New Arctic Cold War as China, U.S. and Europe Battle for Strategic Minerals

Jake Saunders, Battambang Cambodia

China, despite holding no Arctic territory, is deepening its economic foothold in the region through its links with Australia’s Greenland Minerals. The company aims to mine rare earth elements from the Kvanefjeld deposit in southern Greenland—an area rich in strategically vital minerals used in electric vehicles and wind turbines.

Beijing has expressed willingness to invest in Greenland’s infrastructure to support mining and broader Arctic initiatives. But major projects remain unrealized. In 2018, a Chinese construction consortium bid to build and expand airports in Nuuk, Ilulissat, and Qaqortoq, a project valued at nearly $550 million. The move unsettled Washington and Copenhagen, prompting then–U.S. Defense Secretary James Mattis to urge Denmark to block Chinese involvement. Denmark withdrew from the process and financed the work itself, citing concerns over China’s growing presence in the Arctic.

While Copenhagen sees national security at stake, Greenland’s leadership—eager for economic independence—continues to weigh foreign investment options, including from China. Moscow, controlling the Northern Sea Route, views the expanding U.S. footprint in Greenland as a potential threat to its Arctic interests, particularly as it aligns with Beijing on northern development.

Greenland’s significance lies in its vast reserves of rare earth elements such as neodymium, dysprosium, terbium, and praseodymium—materials critical for high-performance magnets. As global competition intensifies to secure these resources, governments and companies are prioritizing diversification and supply security over short-term profitability.

Climate change and shifting geopolitics have turned the Arctic into a high-stakes frontier. Previously unviable deposits are gaining attention as supply chains come under strain and new technologies lower extraction risks. Greenland, long under Danish sovereignty but enjoying broad autonomy since 1979 and control over its resources since 2009, has become a focal point of this emerging “resource geopolitics.”

President Donald Trump repeatedly underscores Greenland’s strategic importance, arguing it is vital for American national security. Trump escalated tensions by declaring the island “essential to U.S. defense” and raising the prospect of military control—drawing alarm across Europe. European nations including France, Germany, the U.K., and Italy reaffirmed Greenland’s self-determination and advocated for greater European presence in the Arctic.

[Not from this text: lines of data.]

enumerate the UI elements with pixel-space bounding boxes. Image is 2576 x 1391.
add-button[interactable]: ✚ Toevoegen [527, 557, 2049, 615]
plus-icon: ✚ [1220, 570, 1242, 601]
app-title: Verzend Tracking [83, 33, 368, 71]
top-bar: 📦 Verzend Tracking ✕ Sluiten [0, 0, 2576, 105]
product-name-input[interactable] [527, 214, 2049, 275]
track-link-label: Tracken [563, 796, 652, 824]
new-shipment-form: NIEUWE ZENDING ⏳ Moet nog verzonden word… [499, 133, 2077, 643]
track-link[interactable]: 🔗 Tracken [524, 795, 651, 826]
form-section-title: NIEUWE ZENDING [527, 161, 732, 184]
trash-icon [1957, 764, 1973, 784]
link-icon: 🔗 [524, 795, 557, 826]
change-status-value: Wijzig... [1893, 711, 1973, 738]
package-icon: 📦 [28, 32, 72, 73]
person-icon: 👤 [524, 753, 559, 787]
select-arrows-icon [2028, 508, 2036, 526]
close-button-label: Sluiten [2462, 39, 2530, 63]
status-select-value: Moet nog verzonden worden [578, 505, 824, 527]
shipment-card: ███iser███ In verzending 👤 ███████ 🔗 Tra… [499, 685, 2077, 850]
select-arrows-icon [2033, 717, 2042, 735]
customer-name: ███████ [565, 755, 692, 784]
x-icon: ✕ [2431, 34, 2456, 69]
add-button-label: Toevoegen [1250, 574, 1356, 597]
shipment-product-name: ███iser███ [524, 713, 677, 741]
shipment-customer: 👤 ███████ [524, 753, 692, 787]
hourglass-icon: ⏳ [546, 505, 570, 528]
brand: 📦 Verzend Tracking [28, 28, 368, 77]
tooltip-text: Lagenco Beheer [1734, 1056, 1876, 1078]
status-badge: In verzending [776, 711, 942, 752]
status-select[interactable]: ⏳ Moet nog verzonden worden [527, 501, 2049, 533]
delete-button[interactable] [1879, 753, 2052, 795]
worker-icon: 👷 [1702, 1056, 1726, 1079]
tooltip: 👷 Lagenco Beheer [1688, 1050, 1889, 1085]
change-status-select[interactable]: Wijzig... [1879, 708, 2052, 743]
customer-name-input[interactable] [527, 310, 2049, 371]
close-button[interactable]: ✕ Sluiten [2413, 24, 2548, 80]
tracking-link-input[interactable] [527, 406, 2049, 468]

The EU, long hesitant to act, signed a cooperation agreement with Greenland in 2023 and financed development of the Malmbjerg molybdenum mine. Former Danish Foreign Minister Anders Samuelsen warned that Europe risked ceding strategic ground to the U.S. and China.

NATO Secretary-General Mark Rutte and Trump have discussed a framework allowing U.S. expansion of bases on Greenland, with Denmark retaining sovereignty—a move Copenhagen said Rutte had no authority to negotiate. NATO allies have begun preparing to boost Arctic security under the accord.

Greenland’s story underscores a wider global shift: small, resource-rich territories are becoming arenas of strategic competition as major powers pursue energy transition minerals. The island’s vast potential remains mostly untapped due to harsh conditions and environmental constraints, yet its geopolitical weight is growing.

As melting ice reshapes trade routes and resource diplomacy, Greenland has become the centerpiece of a new Arctic Cold War—where the contest is not for oil, but for the minerals powering a decarbonized future. The island’s challenge lies in balancing independence and sustainability against the pressures of great-power rivalry. In the 21st century Arctic, Greenland’s truest wealth may be its ability to chart its own course amid global competition.